American mathematician Shing-TungYau, German economist Juergen
Voegele, Japanese medical scientist Yutaka Mizushima and Italian
entrepreneur Elio Matacena received Wednesday the Chinese
governmental award for international scientific and technological
cooperation.
A noted Harvard professor, Shing-Tung Yau solved two important
academic problems, the Calabi Conjecture and Positive Mass
Conjecture. The Calabi-Yau Manifold, named after one of his most
distinguished works, has been proved very vital in theoretical
physics and mathematics.
In 1982, Yau, became the first Chinese American to win a Fields
Medal, which was regarded as the Nobel Prize in mathematics.
Yau, a member of the American Academy of Arts and Sciences and a
foreign member of the Chinese Academy of
Sciences, donated 28.56 million yuan (US$3.44 million) and
US$2.98 million for helping China set up several mathematics
institutes.
With six honorary professorships at prestigious universities in
China, Yau has advised dozens of Chinese doctoral candidates.
Juergen Voegele works for the World Bank in China. Since 1992,
he has taken active roles in 46 World Bank aid programs in China,
costing US$6.953 billion.
From 1994 to 2002, he coordinated the Loess Plateau Watershed
Rehabilitation project, benefiting approximately 50 counties and
more than one million people in Shanxi,
Shaanxi
and Gansu
provinces as well as the Inner
Mongolian Autonomous Region.
Yutaka Mizushima served as senator and consultant to the
Japanese prime minister on medical development.

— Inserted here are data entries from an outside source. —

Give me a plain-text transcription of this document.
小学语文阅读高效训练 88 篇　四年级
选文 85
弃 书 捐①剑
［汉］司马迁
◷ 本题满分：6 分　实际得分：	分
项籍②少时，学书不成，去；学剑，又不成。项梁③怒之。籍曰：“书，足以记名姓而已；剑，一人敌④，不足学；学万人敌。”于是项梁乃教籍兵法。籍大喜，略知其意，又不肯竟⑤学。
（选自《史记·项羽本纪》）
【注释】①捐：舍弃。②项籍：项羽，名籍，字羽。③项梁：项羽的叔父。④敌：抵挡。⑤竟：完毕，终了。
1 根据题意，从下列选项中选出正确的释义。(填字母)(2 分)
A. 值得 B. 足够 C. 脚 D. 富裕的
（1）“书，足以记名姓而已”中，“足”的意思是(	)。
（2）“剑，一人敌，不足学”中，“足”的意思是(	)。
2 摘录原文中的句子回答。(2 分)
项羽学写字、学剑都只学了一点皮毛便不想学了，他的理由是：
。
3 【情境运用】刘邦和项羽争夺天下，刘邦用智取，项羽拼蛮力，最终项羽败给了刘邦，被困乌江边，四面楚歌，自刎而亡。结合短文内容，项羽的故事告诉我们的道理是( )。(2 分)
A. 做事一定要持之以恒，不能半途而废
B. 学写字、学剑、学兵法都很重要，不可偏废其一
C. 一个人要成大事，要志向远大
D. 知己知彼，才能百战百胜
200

In 1993, he decided
to give the right of use of Lipo-PGE1 injection, the best of his
30-plus patents, to the Chinese. Ten percent of its commercial
profits were allocated to a fund, supporting exchanges between
Chinese and Japanese medical experts.
Mizushima also helped the Chinese to industrialize the drug,
which helped relieve the suffering of about 3 million Chinese
patients who had blood circulation problems.
President of Ponte Archimede S.P.A. Company, Elio Matacena
actively pushed forward technological exchange between Italy and
China.
He helped realize bilateral cooperation in Jintang Strait
Submerged Floating Tunnels (Archimede Bridge) project and marine
current electric power generation project. The Chinese and Italian
governments have agreed to apply the two projects to the sixth
Framework Project of the European Union.
Moreover, Matacena donated US$1 million in 2001 for establishing
the Matacena Foundation of the Chinese Academy of Sciences.
The Chinese government set up the international scientific and
technological cooperation award in 1994 and awarded the first group
of six scientists in 1995.
Chen Ning Yang and Tsung Dao Lee, both Nobel laureates, are
among the award's 35 recipients from 12 foreign countries.